Carbon fluxes from urban biosphere

Our goal is to quantify the biogenic carbon flux contribution to the total carbon flux for the New York metro area and assess the impact of the vegetation on air quality.

 

Fenced off lawn area at Lamont-Doherty Earth Observatory

Biogenic carbon emissions

Urban areas comprise only 3% of Earth’s land area, but account for ∼70% of global fossil fuel derived carbon dioxide (CO2) emissions. Many cities have pledged to adopt ambitious climate policies but our knowledge of urban scale total CO2 emissions is highly uncertain. Quantifying CO2 emissions from urban areas now will provide a baseline against which we can assess the effectiveness of policies as they are implemented. Our overarching goal is to understand the link between the CO2 and ozone (O3) cycles by improving our knowledge of the fluxes from biogenic sources in urban areas.

Our proposed observations in the New York Metropolitan Area (NYMA), the most populous urban center in the United States, will allow us to quantify the biogenic contribution of the CO2 and VOC budgets on daily, seasonal and interannual time scales using field observations and model estimates.  Until we fully understand the role of the biosphere at mid-latitudes as a summertime carbon sink and source of reactive carbon precursors to air pollution, our confidence will remain limited in projections of the impacts of a warming climate and increased urbanization on atmospheric composition, including urban air quality and public health.

We are measuring the carbon fluxes for urban ecosystems across New York City to address questions such as:

  • How do the carbon fluxes of managed lawns differ from unmanaged grasslands?
  • How do the carbon fluxes of street trees differ from forests?
  • What is the affect of forest fragmentation on the net carbon flux?
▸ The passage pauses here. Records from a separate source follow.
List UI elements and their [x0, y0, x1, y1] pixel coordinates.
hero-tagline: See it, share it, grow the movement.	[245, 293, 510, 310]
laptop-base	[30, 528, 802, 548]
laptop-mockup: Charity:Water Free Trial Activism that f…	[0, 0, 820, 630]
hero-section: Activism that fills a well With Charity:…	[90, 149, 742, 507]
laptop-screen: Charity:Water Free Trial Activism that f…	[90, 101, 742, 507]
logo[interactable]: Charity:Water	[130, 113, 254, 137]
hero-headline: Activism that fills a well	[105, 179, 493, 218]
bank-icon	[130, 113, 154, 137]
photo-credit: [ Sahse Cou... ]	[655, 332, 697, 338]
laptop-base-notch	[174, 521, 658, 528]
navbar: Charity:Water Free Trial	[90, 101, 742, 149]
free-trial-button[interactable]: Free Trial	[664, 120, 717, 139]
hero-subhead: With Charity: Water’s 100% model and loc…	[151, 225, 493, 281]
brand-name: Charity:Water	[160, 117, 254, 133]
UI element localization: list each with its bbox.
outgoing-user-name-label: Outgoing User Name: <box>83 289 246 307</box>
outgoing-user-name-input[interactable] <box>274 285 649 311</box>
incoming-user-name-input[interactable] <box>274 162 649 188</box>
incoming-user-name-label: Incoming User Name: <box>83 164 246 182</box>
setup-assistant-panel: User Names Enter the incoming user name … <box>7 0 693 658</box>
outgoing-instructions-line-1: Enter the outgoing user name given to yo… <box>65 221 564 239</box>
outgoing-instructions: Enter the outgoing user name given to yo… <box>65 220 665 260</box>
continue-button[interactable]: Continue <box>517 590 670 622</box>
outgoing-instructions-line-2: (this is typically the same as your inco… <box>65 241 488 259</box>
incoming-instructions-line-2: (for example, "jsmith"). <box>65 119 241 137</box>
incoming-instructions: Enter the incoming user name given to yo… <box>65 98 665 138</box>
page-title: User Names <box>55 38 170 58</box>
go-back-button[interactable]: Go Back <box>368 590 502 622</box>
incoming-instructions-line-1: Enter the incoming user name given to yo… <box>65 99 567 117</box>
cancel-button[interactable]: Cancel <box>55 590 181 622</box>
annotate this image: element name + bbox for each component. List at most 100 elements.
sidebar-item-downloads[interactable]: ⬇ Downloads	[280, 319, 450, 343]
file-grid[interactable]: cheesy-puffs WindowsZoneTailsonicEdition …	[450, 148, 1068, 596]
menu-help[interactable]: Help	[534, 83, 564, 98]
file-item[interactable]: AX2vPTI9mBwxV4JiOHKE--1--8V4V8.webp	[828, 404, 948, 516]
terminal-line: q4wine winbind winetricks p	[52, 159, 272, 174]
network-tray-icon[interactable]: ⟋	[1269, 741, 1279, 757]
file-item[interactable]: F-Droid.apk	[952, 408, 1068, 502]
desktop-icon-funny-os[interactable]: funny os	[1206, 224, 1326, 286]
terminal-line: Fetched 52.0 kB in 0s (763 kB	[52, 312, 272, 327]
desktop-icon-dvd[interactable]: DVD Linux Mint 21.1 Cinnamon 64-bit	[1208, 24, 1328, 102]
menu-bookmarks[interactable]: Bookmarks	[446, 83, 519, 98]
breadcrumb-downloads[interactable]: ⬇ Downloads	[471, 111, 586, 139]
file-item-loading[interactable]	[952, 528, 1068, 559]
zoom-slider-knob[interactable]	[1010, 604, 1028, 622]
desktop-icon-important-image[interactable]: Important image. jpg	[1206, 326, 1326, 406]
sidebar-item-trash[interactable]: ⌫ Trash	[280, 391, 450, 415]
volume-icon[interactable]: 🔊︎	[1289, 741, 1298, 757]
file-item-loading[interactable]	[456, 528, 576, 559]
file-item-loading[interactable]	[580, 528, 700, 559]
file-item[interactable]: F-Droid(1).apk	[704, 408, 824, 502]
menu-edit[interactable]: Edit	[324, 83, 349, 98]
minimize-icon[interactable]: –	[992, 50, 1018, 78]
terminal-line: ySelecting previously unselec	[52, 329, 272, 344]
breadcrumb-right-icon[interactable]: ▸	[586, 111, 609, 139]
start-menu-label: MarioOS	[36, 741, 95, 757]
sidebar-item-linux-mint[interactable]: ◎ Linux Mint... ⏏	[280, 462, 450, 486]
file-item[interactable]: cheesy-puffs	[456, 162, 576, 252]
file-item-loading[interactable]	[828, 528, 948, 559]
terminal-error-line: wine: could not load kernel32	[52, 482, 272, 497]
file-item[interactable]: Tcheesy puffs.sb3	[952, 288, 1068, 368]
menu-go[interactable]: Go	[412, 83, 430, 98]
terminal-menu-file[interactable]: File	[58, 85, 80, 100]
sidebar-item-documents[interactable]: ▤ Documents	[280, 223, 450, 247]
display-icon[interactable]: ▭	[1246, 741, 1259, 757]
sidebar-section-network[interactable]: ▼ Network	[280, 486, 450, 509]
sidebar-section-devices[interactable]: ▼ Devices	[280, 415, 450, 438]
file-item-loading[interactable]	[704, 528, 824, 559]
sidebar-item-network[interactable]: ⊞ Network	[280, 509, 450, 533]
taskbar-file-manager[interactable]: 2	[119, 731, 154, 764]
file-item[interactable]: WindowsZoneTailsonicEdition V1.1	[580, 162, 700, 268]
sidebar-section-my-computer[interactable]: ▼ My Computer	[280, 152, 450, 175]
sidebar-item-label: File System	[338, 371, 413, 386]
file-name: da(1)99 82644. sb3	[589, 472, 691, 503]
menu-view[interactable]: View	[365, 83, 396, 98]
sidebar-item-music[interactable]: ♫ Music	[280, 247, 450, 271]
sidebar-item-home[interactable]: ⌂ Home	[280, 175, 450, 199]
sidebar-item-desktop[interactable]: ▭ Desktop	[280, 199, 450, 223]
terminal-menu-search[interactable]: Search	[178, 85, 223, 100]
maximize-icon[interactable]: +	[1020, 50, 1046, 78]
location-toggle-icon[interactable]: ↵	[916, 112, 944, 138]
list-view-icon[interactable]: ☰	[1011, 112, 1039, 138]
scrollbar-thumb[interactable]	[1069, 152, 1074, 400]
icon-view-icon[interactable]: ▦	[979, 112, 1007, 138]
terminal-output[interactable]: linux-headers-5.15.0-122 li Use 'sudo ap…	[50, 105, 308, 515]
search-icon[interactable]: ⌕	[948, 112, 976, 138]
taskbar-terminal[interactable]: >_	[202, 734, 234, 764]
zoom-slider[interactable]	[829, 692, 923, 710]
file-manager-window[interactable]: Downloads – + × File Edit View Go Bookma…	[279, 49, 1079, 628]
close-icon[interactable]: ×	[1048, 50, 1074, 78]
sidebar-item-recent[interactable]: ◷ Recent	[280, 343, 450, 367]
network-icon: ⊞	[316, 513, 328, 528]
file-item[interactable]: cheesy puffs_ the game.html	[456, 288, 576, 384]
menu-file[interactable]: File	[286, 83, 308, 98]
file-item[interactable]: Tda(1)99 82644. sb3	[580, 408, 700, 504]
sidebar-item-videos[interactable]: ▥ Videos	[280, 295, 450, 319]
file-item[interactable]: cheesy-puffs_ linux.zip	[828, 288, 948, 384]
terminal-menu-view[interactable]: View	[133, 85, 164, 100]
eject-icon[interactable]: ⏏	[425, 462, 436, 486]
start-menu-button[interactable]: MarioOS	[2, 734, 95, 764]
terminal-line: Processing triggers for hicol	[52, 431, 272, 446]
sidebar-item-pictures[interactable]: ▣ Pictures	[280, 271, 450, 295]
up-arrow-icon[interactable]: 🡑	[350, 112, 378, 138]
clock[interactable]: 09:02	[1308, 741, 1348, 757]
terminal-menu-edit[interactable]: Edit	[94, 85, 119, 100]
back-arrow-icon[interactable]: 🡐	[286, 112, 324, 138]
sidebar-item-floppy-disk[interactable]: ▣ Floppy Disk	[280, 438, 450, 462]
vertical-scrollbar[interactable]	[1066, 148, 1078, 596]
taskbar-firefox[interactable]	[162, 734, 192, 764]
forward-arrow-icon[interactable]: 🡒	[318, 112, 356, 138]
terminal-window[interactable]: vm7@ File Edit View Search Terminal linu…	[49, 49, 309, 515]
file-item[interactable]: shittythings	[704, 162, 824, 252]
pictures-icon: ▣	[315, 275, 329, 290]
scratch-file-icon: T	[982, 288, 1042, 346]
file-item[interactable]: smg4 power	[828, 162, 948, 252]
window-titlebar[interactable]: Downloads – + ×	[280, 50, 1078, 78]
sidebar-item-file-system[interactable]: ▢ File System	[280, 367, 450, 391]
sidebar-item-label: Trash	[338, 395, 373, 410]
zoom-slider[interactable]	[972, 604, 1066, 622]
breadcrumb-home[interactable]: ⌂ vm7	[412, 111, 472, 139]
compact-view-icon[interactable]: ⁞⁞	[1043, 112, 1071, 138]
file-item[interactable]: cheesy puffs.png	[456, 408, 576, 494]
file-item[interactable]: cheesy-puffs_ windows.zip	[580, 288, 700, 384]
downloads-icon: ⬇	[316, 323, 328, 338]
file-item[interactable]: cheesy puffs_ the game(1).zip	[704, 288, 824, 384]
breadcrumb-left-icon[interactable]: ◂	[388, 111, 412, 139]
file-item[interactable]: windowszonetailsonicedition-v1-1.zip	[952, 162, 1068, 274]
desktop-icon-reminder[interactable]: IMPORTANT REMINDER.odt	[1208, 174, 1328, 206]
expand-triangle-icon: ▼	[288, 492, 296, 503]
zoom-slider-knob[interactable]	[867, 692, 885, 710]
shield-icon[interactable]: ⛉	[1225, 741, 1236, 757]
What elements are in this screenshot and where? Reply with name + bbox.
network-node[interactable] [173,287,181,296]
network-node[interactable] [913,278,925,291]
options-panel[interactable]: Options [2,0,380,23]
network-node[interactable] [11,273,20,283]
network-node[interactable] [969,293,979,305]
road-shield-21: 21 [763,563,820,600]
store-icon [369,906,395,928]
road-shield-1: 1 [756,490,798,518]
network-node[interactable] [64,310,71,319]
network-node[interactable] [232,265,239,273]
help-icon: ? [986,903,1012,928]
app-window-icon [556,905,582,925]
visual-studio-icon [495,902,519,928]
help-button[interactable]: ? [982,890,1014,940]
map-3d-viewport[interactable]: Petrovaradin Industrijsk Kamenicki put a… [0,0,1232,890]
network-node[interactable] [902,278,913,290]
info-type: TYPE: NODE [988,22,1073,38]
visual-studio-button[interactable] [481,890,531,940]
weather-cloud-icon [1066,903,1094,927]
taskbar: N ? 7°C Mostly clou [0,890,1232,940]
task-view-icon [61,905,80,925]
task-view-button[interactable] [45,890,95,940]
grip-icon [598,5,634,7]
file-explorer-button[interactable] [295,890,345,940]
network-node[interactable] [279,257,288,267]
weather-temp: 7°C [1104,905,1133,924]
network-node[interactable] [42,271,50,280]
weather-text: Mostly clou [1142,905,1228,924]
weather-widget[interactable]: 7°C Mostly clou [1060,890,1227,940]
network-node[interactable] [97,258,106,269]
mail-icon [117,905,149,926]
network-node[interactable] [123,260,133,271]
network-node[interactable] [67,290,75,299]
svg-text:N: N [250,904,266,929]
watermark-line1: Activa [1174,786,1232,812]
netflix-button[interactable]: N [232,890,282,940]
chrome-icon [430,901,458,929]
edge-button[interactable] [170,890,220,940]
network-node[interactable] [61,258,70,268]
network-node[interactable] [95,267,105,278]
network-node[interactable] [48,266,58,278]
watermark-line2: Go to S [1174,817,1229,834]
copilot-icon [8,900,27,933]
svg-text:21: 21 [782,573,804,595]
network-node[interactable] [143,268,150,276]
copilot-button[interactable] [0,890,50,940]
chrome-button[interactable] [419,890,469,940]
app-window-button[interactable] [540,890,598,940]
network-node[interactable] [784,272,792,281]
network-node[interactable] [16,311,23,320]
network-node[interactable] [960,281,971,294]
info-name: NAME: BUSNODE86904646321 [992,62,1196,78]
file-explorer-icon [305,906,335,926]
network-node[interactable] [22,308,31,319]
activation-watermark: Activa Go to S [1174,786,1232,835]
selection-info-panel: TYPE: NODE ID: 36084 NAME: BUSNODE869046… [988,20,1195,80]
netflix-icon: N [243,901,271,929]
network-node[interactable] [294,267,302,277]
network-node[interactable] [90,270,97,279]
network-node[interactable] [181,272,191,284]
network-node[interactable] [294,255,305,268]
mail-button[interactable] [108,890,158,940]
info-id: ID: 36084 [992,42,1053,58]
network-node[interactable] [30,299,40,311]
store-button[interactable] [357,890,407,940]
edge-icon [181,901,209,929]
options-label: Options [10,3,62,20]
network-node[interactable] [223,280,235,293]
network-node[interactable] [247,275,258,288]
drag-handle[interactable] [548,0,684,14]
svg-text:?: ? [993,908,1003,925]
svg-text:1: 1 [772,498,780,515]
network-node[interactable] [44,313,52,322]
We are also measuring isoprene, a Volatile Organic Compound (VOC), that when mixed with NOx pollution (from cars and power plants) in sunlight, can lead to ozone production. 

  • What is the net isoprene flux from urban tree species across the urban-rural heat and pollution gradient?
  • How does that isoprene flux contribute to ozone production in the polluted city atmosphere?

Recent Publications

Our work focuses on measuring carbon dioxide and methane and understanding their sources in urban environments and how greenhouse gas emissions are tied to urban air quality. The change in atmospheric concentrations during the COVID lockdown in 2020 was quite large and we are working to quantify how much is a reduction in emissions vs good weather conditions and what was driving the change. Some recent publications include:

  • Commane, R. and Schiferl, L, Climate mitigation policies for cities must consider air quality impacts. Chem, 8, 1-14, 2022.

  • Tzortziou, M., Kwong, C. F., Goldberg, D., Schiferl, L., Commane, R., Abuhassan, N., Szykman, J., and Valin, L.: Declines and peaks in NO2 pollution during the multiple waves of the COVID-19 pandemic in the New York metropolitan area, Atmos. Chem. Phys., 22, 2399–2417, https://doi.org/10.5194/acp-22-2399-2022, 2022.

 

Our Team

As part of a NOAA award, we will be "Quantifying the impact of biogenic and anthropogenic fluxes on the atmospheric composition of the New York City Metro Area" with John Mak at Stony Brook University and Andrew Reinmann, City University of New York. Our New York centric project will be further developing our CO2 measurement network and measuring isoprene and ozone precursors and will be completing a series of summer intensives over the next few summers. 

The Columbia Team is lead by Postdoctoral Research Dandan Wei and Research Assistant Andrew Hallward-Driemeier. During summer 2022, we are lucky to have a group of intrepid summer students joining us and we will update here with action photos as the summer progresses.